Marek auf der anderen Seite kommt nur teilweise zum Tragen, ist er doch öfters nicht da und wird er natürlich aus Benjamins Sicht beschrieben. Mit sehr viel Fingerspitzengefühl beschreibt die Autorin die wackelige Beziehung der beiden, das ewige Auf du Ab, ohne das es den Leser ermüdet – im Gegenteil. Einmal begonnen, fällt es schwer das Buch aus der Hand zu legen.

Einen großen Reiz übt die sensible Sprache und der ungewöhnliche Stil der Autorin aus. Jana Walther hat eine gänzlich ungewöhnliche und zu Beginn gewöhnungsbedürftige Perspektive gewählt – Ich-Person in der Gegenwartsform. Zudem nutzt sie eher kurze Sätze, reiht öfters einen Nebensatz direkt an den Hauptsatz. Das mag auf den ersten Blick seltsam anmuten, doch mit der Zeit gewöhnt man sich daran, ebenso wie an Benjamins Art Marek mal in der dritten, mal in der zweiten Person zu beschreiben, je nachdem wie intensiv die Szene ist. Dieses Stilmittel beherrscht Jana Walther und unterstreicht damit einige wichtige Szenen zusätzlich.

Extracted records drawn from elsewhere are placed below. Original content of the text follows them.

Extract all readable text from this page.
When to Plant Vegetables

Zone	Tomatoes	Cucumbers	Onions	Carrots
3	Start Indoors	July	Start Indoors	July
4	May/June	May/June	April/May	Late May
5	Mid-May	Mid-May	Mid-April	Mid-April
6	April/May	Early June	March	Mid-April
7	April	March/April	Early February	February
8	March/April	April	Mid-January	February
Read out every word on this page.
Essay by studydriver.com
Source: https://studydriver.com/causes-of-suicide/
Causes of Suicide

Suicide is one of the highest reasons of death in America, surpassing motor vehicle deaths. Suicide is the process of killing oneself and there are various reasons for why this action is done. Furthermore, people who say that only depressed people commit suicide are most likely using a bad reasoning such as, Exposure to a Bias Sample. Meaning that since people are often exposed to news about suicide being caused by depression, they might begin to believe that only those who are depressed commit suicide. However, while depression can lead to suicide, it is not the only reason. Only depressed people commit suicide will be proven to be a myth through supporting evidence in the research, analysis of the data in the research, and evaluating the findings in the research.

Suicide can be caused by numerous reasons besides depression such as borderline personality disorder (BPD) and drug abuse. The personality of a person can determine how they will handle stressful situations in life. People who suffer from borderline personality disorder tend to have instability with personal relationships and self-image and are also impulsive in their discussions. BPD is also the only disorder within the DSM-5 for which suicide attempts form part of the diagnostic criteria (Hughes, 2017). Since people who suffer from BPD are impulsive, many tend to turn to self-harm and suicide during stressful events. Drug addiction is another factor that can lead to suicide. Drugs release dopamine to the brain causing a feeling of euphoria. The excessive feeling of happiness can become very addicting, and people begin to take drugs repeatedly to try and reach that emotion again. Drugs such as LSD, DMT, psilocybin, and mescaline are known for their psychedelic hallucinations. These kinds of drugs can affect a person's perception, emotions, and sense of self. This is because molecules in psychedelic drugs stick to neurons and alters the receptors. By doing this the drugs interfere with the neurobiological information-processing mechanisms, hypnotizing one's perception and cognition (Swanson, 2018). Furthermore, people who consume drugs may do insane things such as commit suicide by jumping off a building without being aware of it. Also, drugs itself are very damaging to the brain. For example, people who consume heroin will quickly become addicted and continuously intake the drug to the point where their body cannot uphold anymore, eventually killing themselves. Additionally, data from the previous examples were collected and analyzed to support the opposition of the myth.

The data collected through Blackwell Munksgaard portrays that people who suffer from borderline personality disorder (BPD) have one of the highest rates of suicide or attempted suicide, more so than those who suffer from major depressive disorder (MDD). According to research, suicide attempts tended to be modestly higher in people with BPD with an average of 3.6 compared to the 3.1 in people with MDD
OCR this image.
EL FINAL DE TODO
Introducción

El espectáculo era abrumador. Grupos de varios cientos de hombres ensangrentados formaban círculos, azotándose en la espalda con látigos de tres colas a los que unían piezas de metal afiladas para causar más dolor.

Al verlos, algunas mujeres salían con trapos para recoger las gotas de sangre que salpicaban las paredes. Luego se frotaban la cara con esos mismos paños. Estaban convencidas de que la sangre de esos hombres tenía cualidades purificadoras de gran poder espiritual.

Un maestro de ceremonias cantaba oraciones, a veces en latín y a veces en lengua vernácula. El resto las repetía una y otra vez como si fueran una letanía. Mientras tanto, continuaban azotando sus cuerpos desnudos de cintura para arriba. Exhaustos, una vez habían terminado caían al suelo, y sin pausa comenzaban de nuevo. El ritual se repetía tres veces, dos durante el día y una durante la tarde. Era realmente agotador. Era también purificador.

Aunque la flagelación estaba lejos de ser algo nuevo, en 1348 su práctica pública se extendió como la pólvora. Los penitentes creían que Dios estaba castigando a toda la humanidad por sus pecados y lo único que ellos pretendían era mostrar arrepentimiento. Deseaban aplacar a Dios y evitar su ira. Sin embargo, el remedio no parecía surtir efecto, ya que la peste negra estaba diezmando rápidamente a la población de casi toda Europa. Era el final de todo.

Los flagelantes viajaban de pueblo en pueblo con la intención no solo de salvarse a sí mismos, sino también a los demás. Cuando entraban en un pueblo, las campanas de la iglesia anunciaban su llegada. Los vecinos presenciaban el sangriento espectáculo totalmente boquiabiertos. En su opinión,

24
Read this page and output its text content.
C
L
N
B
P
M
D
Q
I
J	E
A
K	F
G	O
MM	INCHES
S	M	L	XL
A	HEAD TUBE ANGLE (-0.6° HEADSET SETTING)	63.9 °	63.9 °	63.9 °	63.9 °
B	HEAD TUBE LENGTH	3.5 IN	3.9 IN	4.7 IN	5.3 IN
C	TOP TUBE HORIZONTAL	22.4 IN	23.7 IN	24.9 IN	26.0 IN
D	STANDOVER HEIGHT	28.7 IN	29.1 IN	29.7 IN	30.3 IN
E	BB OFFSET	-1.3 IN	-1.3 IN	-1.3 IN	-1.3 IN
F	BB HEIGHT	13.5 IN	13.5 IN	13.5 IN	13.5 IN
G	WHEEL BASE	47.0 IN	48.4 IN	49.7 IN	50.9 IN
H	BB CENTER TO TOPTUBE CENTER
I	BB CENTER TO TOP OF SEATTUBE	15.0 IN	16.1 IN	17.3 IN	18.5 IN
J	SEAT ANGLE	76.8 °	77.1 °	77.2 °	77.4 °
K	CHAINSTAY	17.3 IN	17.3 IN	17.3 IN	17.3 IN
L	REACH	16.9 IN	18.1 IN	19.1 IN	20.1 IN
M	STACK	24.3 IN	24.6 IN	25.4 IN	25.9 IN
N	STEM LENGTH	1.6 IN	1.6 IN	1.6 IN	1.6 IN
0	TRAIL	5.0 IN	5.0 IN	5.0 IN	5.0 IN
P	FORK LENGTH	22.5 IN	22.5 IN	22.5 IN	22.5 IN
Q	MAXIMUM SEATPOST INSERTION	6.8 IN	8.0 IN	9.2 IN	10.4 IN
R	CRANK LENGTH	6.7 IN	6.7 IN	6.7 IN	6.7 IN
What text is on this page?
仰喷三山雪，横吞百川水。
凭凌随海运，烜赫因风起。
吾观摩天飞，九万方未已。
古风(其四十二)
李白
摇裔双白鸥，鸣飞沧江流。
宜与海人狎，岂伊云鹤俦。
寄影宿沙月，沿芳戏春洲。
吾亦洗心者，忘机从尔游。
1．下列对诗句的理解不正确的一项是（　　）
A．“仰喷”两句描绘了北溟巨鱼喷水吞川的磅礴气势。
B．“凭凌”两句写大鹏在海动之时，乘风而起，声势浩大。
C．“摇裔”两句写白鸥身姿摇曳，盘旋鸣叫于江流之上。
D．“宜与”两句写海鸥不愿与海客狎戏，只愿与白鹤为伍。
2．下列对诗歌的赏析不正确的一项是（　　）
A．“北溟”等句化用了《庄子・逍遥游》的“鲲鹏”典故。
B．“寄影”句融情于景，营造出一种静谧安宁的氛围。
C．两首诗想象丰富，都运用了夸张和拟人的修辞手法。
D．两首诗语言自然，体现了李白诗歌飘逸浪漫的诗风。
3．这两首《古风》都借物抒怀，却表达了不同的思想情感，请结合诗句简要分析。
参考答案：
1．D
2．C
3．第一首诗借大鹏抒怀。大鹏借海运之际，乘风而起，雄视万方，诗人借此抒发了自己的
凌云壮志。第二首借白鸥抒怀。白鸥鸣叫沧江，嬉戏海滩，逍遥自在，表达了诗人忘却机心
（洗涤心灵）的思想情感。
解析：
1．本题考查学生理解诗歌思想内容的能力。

Neben den Sequenzen und Dialogen zwischen Marek und Benjamin, beschreibt die Autorin das Dorf, die Natur und die Gärten sehr intensiv und lebendig. Der Leser spürt durchaus das Sonnenlicht auf der Haut, den Wind in den Bäumen und die Hitze eines Sommernachmittages. Man hat einfach das Gefühl die Umgebung durch Benjamins Augen wahrzunehmen.

Fazit:
Alles in allem ist „Benjamins Gärten“ ein wundervolles, kleines Meisterwerk, das durch seine Einfachheit und elegante Sprache punktet. Es sticht angenehm aus der breiten Masse heraus und lässt sich am ehesten mit Büchern wie „Ruf mich bei deinem Namen“ von André Aciman und „Der perfekte Kellner“ von Alain Claude Sulzer vergleichen. Wer anspruchsvolle Kost sucht, der sollte sich „Benjamins Gärten“ nicht entgehen lassen. Es lohnt sich.